What Is Mouth Cancer?
Mouth cancer appears in different forms. It can affect all parts of the mouth, whether people have their own teeth or not. Sometimes a white or red patch in the mouth or on the tongue may develop into cancer. However, most often cancer appears as a painless ulcer that does not clear up. If any ulcer in the mouth has not healed after two weeks you should see a dentist immediately.

Can It Be Cured?
If mouth cancer is seen early, the chances of a cure are very good. The smaller the ulcer the better the chances of a cure. Unfortunately too many people come forward too late.

What If I Have Dentures?
You should still see your dentist every year or as often as your dentist recommends

Will It Hurt To Have My Mouth Checked?
No. The examination is carried out using mirrors, a light and gentle touching with fingers.

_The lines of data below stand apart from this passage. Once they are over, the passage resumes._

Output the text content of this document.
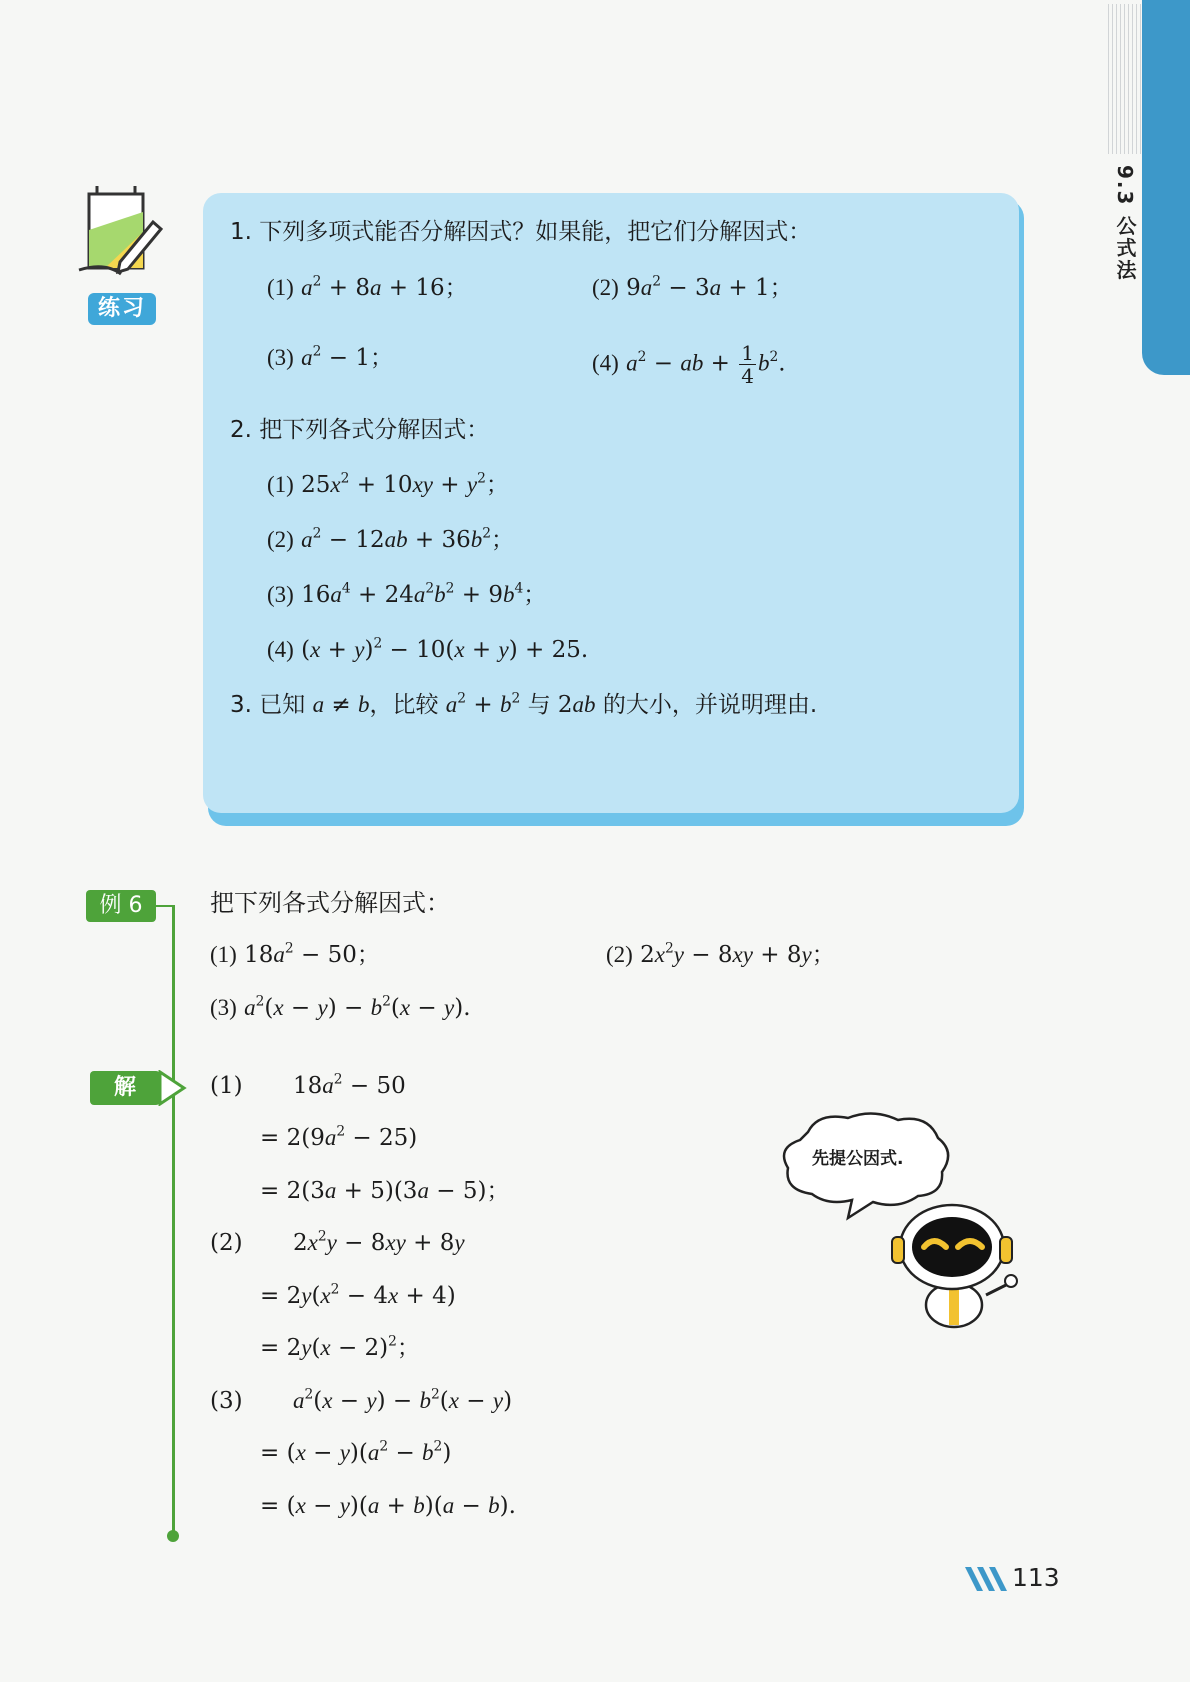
9.3 公式法
练习
1. 下列多项式能否分解因式？如果能，把它们分解因式：
(1) $a^2 + 8a + 16$；	(2) $9a^2 - 3a + 1$；
(3) $a^2 - 1$；	(4) $a^2$ − ab + $\frac{1}{4} b^2$.
2. 把下列各式分解因式：
(1) $25x^2 + 10xy + y^2$；
(2) $a^2 - 12ab + 36b^2$；
(3) $16a^4 + 24a^2b^2 + 9b^4$；
(4) $(x + y)^2 - 10(x + y) + 25$.
3. 已知 a ≠ b，比较 $a^2 + b^2$ 与 2ab 的大小，并说明理由.
例 6	把下列各式分解因式：
(1) $18a^2 - 50$；	(2) $2x^2y - 8xy + 8y$；
(3) $a^2(x - y) - b^2(x - y)$.
解	(1) $18a^2 - 50$
= $2(9a^2 - 25)$
= 2(3a + 5)(3a − 5)；
(2) $2x^2y - 8xy + 8y$
= $2y(x^2 - 4x + 4)$
= $2y(x - 2)^2$；
(3) $a^2(x - y) - b^2(x - y)$
= $(x - y)(a^2 - b^2)$
= (x − y)(a + b)(a − b).
先提公因式.
113
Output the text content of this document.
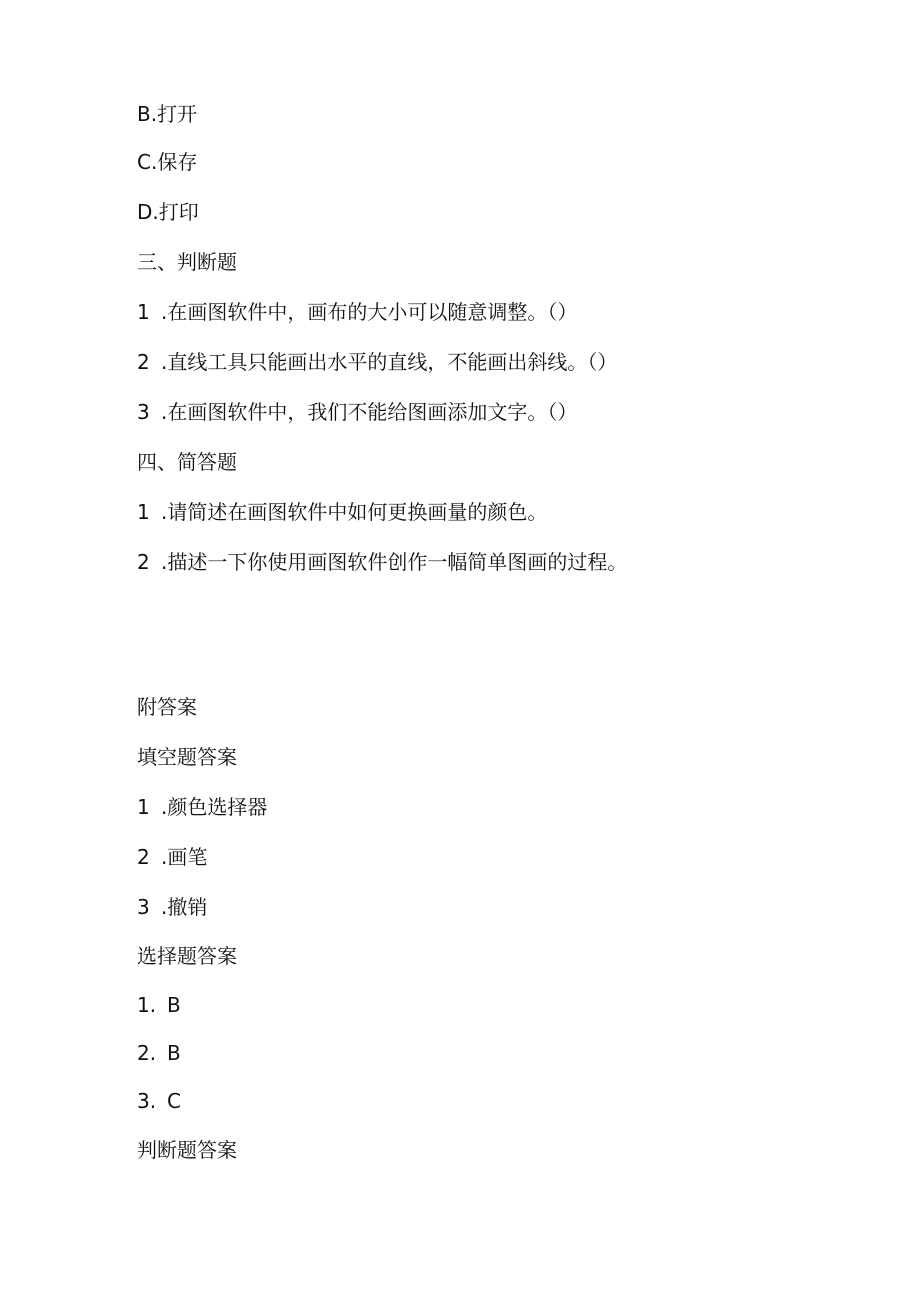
B.打开
C.保存
D.打印
三、判断题
1 .在画图软件中，画布的大小可以随意调整。（）
2 .直线工具只能画出水平的直线，不能画出斜线。（）
3 .在画图软件中，我们不能给图画添加文字。（）
四、简答题
1 .请简述在画图软件中如何更换画量的颜色。
2 .描述一下你使用画图软件创作一幅简单图画的过程。
附答案
填空题答案
1 .颜色选择器
2 .画笔
3 .撤销
选择题答案
1. B
2. B
3. C
判断题答案
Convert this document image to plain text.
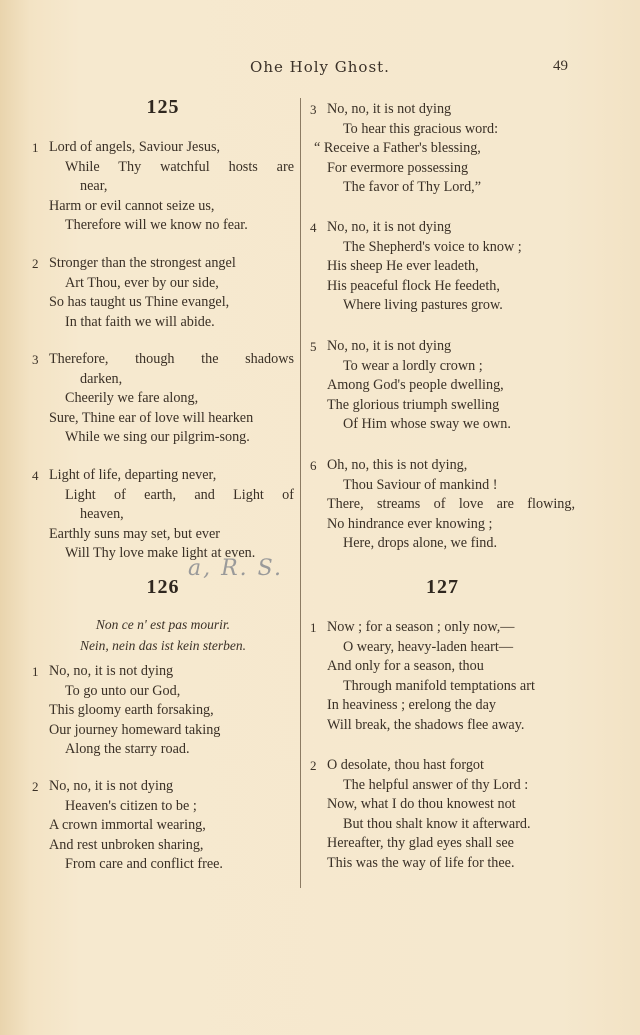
Ohe Holy Ghost.	49

125

1 Lord of angels, Saviour Jesus,
While Thy watchful hosts are
near,
Harm or evil cannot seize us,
Therefore will we know no fear.
2 Stronger than the strongest angel
Art Thou, ever by our side,
So has taught us Thine evangel,
In that faith we will abide.
3 Therefore, though the shadows
darken,
Cheerily we fare along,
Sure, Thine ear of love will hearken
While we sing our pilgrim-song.
4 Light of life, departing never,
Light of earth, and Light of
heaven,
Earthly suns may set, but ever
Will Thy love make light at even.

126

a, R. S.

Non ce n' est pas mourir.

Nein, nein das ist kein sterben.

1 No, no, it is not dying
To go unto our God,
This gloomy earth forsaking,
Our journey homeward taking
Along the starry road.
2 No, no, it is not dying
Heaven's citizen to be ;
A crown immortal wearing,
And rest unbroken sharing,
From care and conflict free.
3 No, no, it is not dying
To hear this gracious word:
“ Receive a Father's blessing,
For evermore possessing
The favor of Thy Lord,”
4 No, no, it is not dying
The Shepherd's voice to know ;
His sheep He ever leadeth,
His peaceful flock He feedeth,
Where living pastures grow.
5 No, no, it is not dying
To wear a lordly crown ;
Among God's people dwelling,
The glorious triumph swelling
Of Him whose sway we own.
6 Oh, no, this is not dying,
Thou Saviour of mankind !
There, streams of love are flowing,
No hindrance ever knowing ;
Here, drops alone, we find.

127

1 Now ; for a season ; only now,—
O weary, heavy-laden heart—
And only for a season, thou
Through manifold temptations art
In heaviness ; erelong the day
Will break, the shadows flee away.
2 O desolate, thou hast forgot
The helpful answer of thy Lord :
Now, what I do thou knowest not
But thou shalt know it afterward.
Hereafter, thy glad eyes shall see
This was the way of life for thee.
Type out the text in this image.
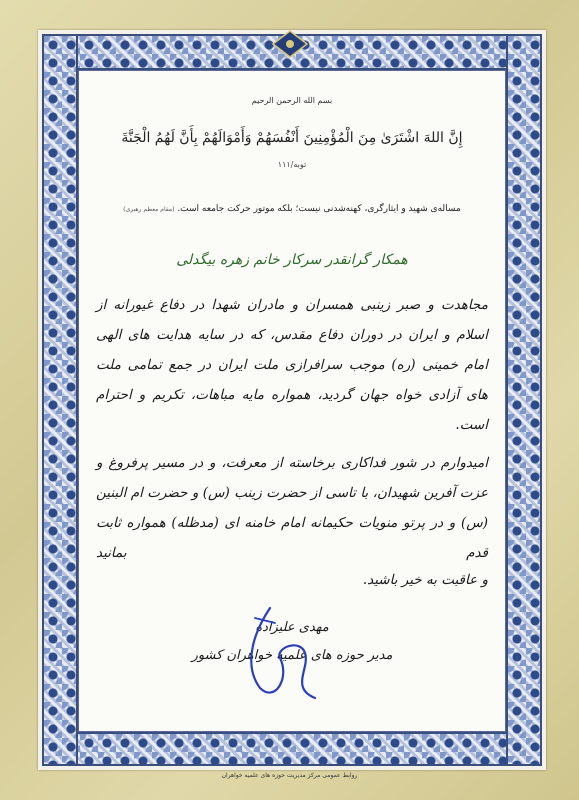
بسم الله الرحمن الرحیم
إِنَّ اللهَ اشْتَرَیٰ مِنَ الْمُؤْمِنِینَ أَنْفُسَهُمْ وَأَمْوَالَهُمْ بِأَنَّ لَهُمُ الْجَنَّةَ
توبه/۱۱۱
مساله‌ی شهید و ایثارگری، کهنه‌شدنی نیست؛ بلکه موتور حرکت جامعه است. (مقام معظم رهبری)
همکار گرانقدر سرکار خانم زهره بیگدلی
مجاهدت و صبر زینبی همسران و مادران شهدا در دفاع غیورانه از اسلام و ایران در دوران دفاع مقدس، که در سایه هدایت های الهی امام خمینی (ره) موجب سرافرازی ملت ایران در جمع تمامی ملت های آزادی خواه جهان گردید، همواره مایه مباهات، تکریم و احترام است.
امیدوارم در شور فداکاری برخاسته از معرفت، و در مسیر پرفروغ و عزت آفرین شهیدان، با تاسی از حضرت زینب (س) و حضرت ام البنین (س) و در پرتو منویات حکیمانه امام خامنه ای (مدظله) همواره ثابت قدم بمانید
و عاقبت به خیر باشید.
مهدی علیزاده
مدیر حوزه های علمیه خواهران کشور
روابط عمومی مرکز مدیریت حوزه های علمیه خواهران
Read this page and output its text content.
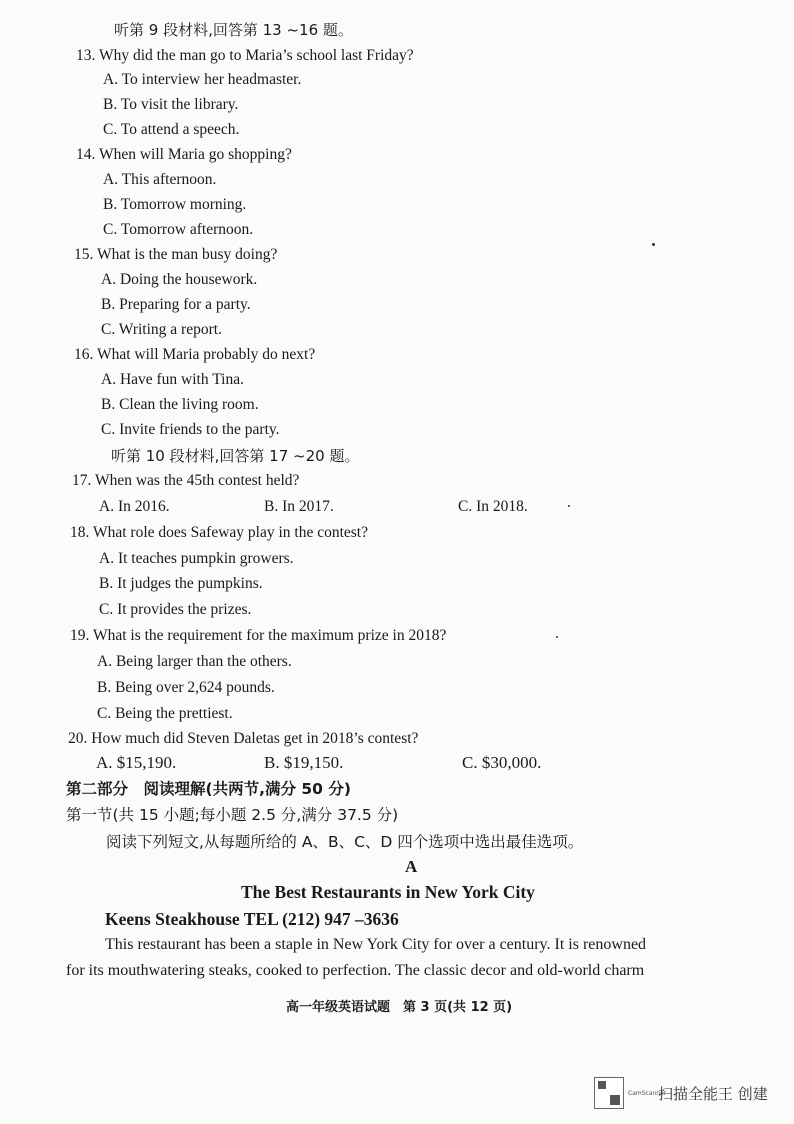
听第 9 段材料,回答第 13 ~16 题。
13. Why did the man go to Maria’s school last Friday?
A. To interview her headmaster.
B. To visit the library.
C. To attend a speech.
14. When will Maria go shopping?
A. This afternoon.
B. Tomorrow morning.
C. Tomorrow afternoon.
15. What is the man busy doing?
A. Doing the housework.
B. Preparing for a party.
C. Writing a report.
16. What will Maria probably do next?
A. Have fun with Tina.
B. Clean the living room.
C. Invite friends to the party.
听第 10 段材料,回答第 17 ~20 题。
17. When was the 45th contest held?
A. In 2016.	B. In 2017.	C. In 2018.
18. What role does Safeway play in the contest?
A. It teaches pumpkin growers.
B. It judges the pumpkins.
C. It provides the prizes.
19. What is the requirement for the maximum prize in 2018?
A. Being larger than the others.
B. Being over 2,624 pounds.
C. Being the prettiest.
20. How much did Steven Daletas get in 2018’s contest?
A. $15,190.	B. $19,150.	C. $30,000.
第二部分　阅读理解(共两节,满分 50 分)
第一节(共 15 小题;每小题 2.5 分,满分 37.5 分)
阅读下列短文,从每题所给的 A、B、C、D 四个选项中选出最佳选项。
A
The Best Restaurants in New York City
Keens Steakhouse TEL (212) 947 –3636
This restaurant has been a staple in New York City for over a century. It is renowned
for its mouthwatering steaks, cooked to perfection. The classic decor and old-world charm
高一年级英语试题　第 3 页(共 12 页)
CamScanner
扫描全能王 创建
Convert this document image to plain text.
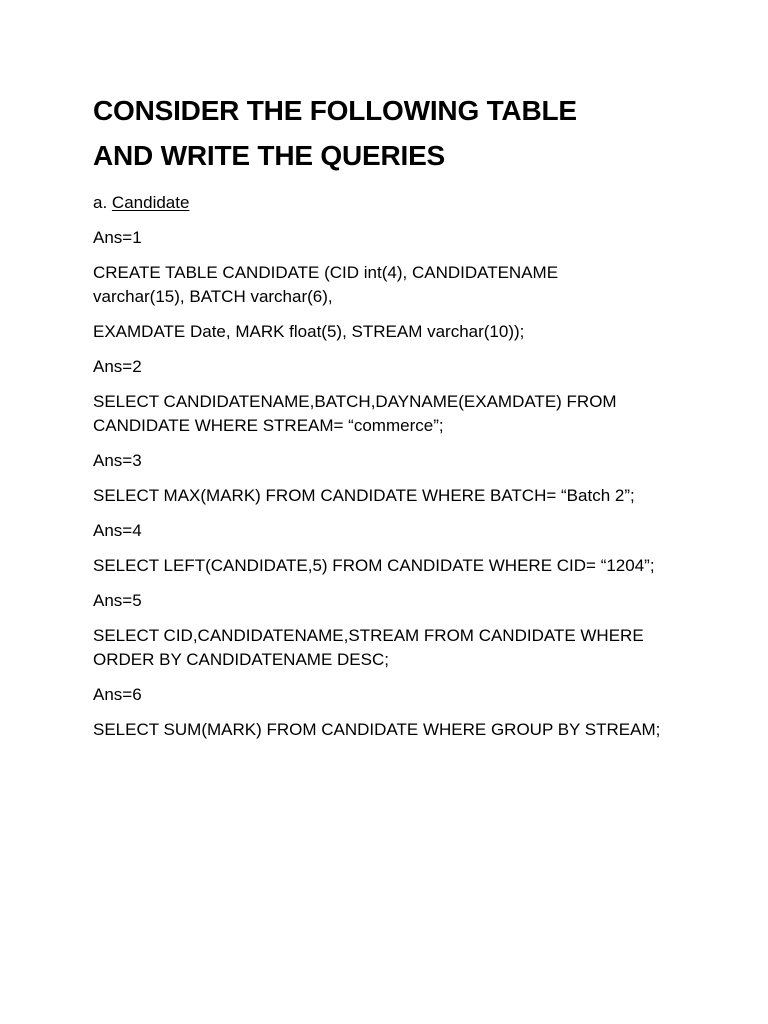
CONSIDER THE FOLLOWING TABLE
AND WRITE THE QUERIES

a. Candidate

Ans=1

CREATE TABLE CANDIDATE (CID int(4), CANDIDATENAME
varchar(15), BATCH varchar(6),

EXAMDATE Date, MARK float(5), STREAM varchar(10));

Ans=2

SELECT CANDIDATENAME,BATCH,DAYNAME(EXAMDATE) FROM
CANDIDATE WHERE STREAM= “commerce”;

Ans=3

SELECT MAX(MARK) FROM CANDIDATE WHERE BATCH= “Batch 2”;

Ans=4

SELECT LEFT(CANDIDATE,5) FROM CANDIDATE WHERE CID= “1204”;

Ans=5

SELECT CID,CANDIDATENAME,STREAM FROM CANDIDATE WHERE
ORDER BY CANDIDATENAME DESC;

Ans=6

SELECT SUM(MARK) FROM CANDIDATE WHERE GROUP BY STREAM;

Does Anything Make Mouth Cancer More Likely?
Mouth cancer can affect anyone but smoking greatly increases your risk. Heavy drinking is also a risk. If you do both, your chances of getting it are greater.

Can Cancer of The Mouth Kill?
Yes, and it causes almost as many deaths every year as cancer of the cervix and, what is more, the number of people who get cancer in the mouth is increasing.

Cancer can affect all parts of the body. Most people have heard about lung cancer, breast cancer and cancer of the cervix, but you may be suprised to know that in this country nearly 2000 people die from cancer of the mouth each year. This figure is rising probably because people are smoking and drinking more. The mouth is simple to inspect so it is easy to find the cancer early and have it treated and cured. The main problem is that people don’t visit their dentist for a regular health check.

How Can I Make Sure That My Mouth Is Healthy?
See your dentist at least once a year for a check-up. This is especially important if you smoke and drink, more so if you are over 40 years old.

If You Should See A White or Red Patch or Painless Ulcer In Your Mouth, See Your Dentist Right Away.

Seeing Your Dentist Could Save Your Life.